Nous avons dit que Lope de Vega avait tenté tous les genres. Citons quelques pages d’une de ses comédies champêtres intitulée « Le campagnard dans son coin. » C’est Jean le laboureur qui parle :

Seigneur, si je bénis votre bonté divine,
Ce n’est pas pour les biens dont vous seul me comblez :
Ni pour m’avoir donné cette ronde colline
Que couvrent mes troupeaux, mes vignes et mes blés ;
Ni pour avoir rempli mes jarres par douzaines,
De l’huile recueillie aux oliviers des plaines,
Pour baigner à loisir mes fromages épais ;
Sans compter, Dieu merci ! tant d’autres qui sont pleines,
Grâce aux vieux oliviers plantés sur les sommets.

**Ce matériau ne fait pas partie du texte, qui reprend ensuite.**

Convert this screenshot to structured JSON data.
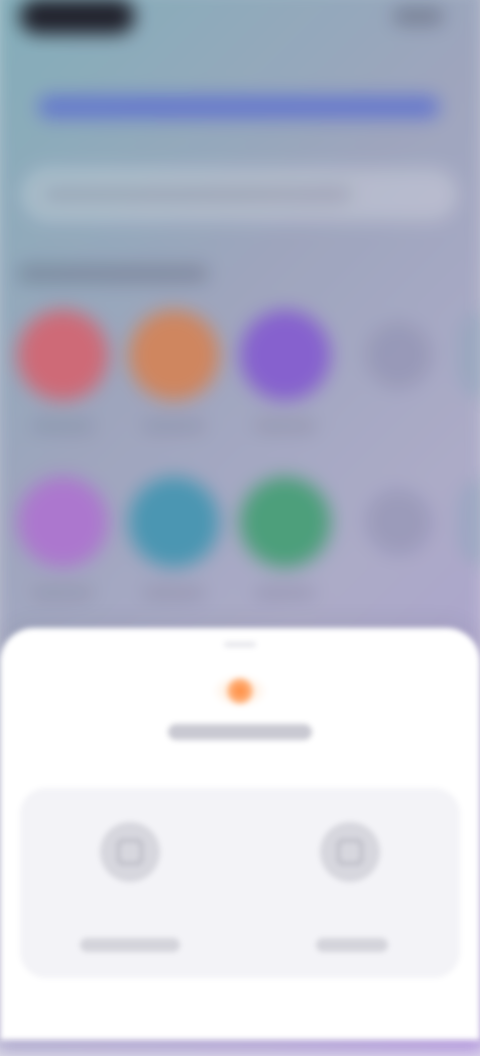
{
  "background": {
    "gradient_colors": [
      "#86b6c0",
      "#a4acc4",
      "#b6a8d8",
      "#b79ce0"
    ],
    "accent_color": "#5e72d8",
    "app_icons_row_1": [
      {
        "icon": "app-icon-red",
        "color": "#d86c78"
      },
      {
        "icon": "app-icon-orange",
        "color": "#d98a5e"
      },
      {
        "icon": "app-icon-purple",
        "color": "#8a62d6"
      }
    ],
    "app_icons_row_2": [
      {
        "icon": "app-icon-magenta",
        "color": "#b37ad6"
      },
      {
        "icon": "app-icon-teal",
        "color": "#4a9cb8"
      },
      {
        "icon": "app-icon-green",
        "color": "#4ca57c"
      }
    ]
  },
  "sheet": {
    "badge_icon": "spark-icon",
    "badge_color": "#ff8a3c",
    "options": [
      {
        "icon": "option-icon"
      },
      {
        "icon": "option-icon"
      }
    ]
  }
}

Ce n’est pas quand je vois de mes ruches fécondes
Les innombrables nids où tant d’oiselets nains
De leur miel savoureux versent les gouttes blondes
Qu’ils dérobent aux fleurs sous vos regards sereins ;
Ni quand je vois ployer les solives serrées
De mes greniers nombreux, où votre puissant bras,
Écartant de mes champs l’orage et les frimas,
Entasse de mes blés les montagnes dorées ;
Car, vous seul vous comptez les grains de nos moissons,
Seigneur, et je n’en suis que l’humble majordome ;
Mais malgré tous ces biens dont nous vous bénissons,
Je reste toujours simple et toujours économe……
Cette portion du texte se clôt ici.